« Entriangula-te .»
A voz falou ao seu
ouvido, uma vez mais. Suspirou. Subiu ao banquinho de madeira, passou a cabeça
pela argola e olhou à volta uma última vez. A fotografia dele estava na mesa
junto à porta, fitando-a com aqueles olhos que tao bem conhecia, como que
penetrando-a, lendo-lhe os pensamentos. De repente, os seus lábios abriram e
fecharam e a palavra que lhe dissera nesse dia em que a deixou surgiu mais uma
vez : « Entriangula-te ». O corpo contorceu-se uma última vez enquanto saltava
do banco. Viriam a encontrá-lo pouco tempo depois, pendendo do tecto, inerte.

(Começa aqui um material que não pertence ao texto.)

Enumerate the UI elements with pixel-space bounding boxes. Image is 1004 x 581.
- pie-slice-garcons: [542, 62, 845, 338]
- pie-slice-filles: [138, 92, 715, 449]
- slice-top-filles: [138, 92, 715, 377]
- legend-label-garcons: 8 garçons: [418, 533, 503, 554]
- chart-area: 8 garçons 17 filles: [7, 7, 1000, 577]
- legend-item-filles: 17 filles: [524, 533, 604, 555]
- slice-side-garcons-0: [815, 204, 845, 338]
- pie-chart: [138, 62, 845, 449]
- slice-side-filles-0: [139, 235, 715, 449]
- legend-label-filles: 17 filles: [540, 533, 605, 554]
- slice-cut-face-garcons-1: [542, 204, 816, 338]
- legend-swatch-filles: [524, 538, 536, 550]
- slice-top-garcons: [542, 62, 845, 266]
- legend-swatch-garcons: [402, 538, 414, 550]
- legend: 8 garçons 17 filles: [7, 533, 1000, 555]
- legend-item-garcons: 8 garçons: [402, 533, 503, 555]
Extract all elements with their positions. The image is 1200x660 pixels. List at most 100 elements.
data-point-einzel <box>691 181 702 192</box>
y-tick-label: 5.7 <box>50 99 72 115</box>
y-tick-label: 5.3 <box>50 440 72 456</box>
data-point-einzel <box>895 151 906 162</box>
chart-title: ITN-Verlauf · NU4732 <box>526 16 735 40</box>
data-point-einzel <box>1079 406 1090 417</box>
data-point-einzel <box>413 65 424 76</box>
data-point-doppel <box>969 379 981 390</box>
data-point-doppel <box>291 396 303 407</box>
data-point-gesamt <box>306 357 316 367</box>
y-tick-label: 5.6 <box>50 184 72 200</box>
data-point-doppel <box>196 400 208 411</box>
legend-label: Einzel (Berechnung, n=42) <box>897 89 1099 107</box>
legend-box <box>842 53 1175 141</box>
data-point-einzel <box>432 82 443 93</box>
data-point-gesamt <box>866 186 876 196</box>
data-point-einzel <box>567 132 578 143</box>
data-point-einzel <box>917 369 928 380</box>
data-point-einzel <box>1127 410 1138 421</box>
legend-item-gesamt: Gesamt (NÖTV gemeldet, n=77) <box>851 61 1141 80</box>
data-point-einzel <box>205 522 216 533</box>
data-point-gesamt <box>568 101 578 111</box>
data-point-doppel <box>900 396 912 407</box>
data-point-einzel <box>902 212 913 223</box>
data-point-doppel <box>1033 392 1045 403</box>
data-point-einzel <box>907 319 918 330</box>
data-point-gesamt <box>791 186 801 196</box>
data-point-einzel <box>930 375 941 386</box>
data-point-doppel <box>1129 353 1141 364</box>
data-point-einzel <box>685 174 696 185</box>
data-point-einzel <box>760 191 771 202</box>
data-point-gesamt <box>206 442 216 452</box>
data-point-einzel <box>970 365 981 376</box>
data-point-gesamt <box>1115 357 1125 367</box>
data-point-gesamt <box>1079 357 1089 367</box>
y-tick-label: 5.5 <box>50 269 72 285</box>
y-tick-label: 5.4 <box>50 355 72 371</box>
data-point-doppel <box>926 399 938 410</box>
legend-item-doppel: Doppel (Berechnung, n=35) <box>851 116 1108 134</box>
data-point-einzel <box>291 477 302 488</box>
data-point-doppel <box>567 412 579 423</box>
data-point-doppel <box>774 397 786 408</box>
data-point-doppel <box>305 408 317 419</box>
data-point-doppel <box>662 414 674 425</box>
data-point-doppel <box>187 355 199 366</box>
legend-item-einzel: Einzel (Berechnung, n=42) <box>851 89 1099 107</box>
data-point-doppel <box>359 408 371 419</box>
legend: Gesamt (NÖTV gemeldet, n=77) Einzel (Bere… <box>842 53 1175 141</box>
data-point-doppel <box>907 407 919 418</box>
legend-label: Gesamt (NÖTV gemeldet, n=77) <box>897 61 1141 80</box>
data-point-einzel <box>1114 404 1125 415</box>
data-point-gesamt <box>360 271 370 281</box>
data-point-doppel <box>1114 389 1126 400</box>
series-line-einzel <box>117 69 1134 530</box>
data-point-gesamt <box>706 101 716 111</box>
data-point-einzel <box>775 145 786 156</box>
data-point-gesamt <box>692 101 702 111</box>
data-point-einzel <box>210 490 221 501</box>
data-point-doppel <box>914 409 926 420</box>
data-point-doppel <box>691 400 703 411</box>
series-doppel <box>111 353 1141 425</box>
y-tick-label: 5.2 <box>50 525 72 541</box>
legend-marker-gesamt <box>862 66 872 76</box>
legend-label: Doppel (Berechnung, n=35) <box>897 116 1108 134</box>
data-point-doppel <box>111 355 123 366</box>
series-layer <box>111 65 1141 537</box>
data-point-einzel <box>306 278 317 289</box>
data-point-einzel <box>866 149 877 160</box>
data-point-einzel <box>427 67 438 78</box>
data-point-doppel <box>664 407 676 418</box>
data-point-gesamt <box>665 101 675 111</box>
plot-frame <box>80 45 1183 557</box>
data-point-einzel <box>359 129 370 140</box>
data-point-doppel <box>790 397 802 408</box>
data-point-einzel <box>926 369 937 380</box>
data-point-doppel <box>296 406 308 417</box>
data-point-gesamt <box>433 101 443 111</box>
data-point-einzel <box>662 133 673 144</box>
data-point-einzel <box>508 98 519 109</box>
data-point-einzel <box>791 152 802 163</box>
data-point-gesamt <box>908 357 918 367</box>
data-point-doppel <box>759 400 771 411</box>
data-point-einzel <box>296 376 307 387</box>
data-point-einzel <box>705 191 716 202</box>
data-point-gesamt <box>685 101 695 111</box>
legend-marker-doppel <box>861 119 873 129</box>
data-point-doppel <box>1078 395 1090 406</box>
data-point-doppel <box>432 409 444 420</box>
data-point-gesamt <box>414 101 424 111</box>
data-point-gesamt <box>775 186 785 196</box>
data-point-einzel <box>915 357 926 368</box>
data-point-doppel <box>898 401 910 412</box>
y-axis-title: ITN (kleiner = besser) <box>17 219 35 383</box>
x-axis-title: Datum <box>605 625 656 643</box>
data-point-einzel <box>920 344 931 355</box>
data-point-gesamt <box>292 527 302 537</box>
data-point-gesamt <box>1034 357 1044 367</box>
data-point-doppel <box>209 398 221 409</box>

Causa de morte: entriangulamento.
Pobre tonta! Anulou assim a sua existência, sem perceber
que lhe pediam não para se dividir, mas para se multiplicar. Entriangulado é
aquele que consegue
existir em três, que sai
e entra em mundos diferentes – um
perdido em frascos de químicos, outro coberto por frascos de tinta, e
o último de
frascos com mensagens
atirados ao mar.
Misturam-se assim os três numa reacção
química, movimento artístico
ou literário, seja la
o que lhe
quiserem chamar, para se alargarem aos mundos
uns dos outros, seguindo por
caminhos tri-forcados que nunca
pensariam escolher. Esperemos pelo resultado. De qualquer forma , já não
há remédio: entriangulamo-nos uns nos outros.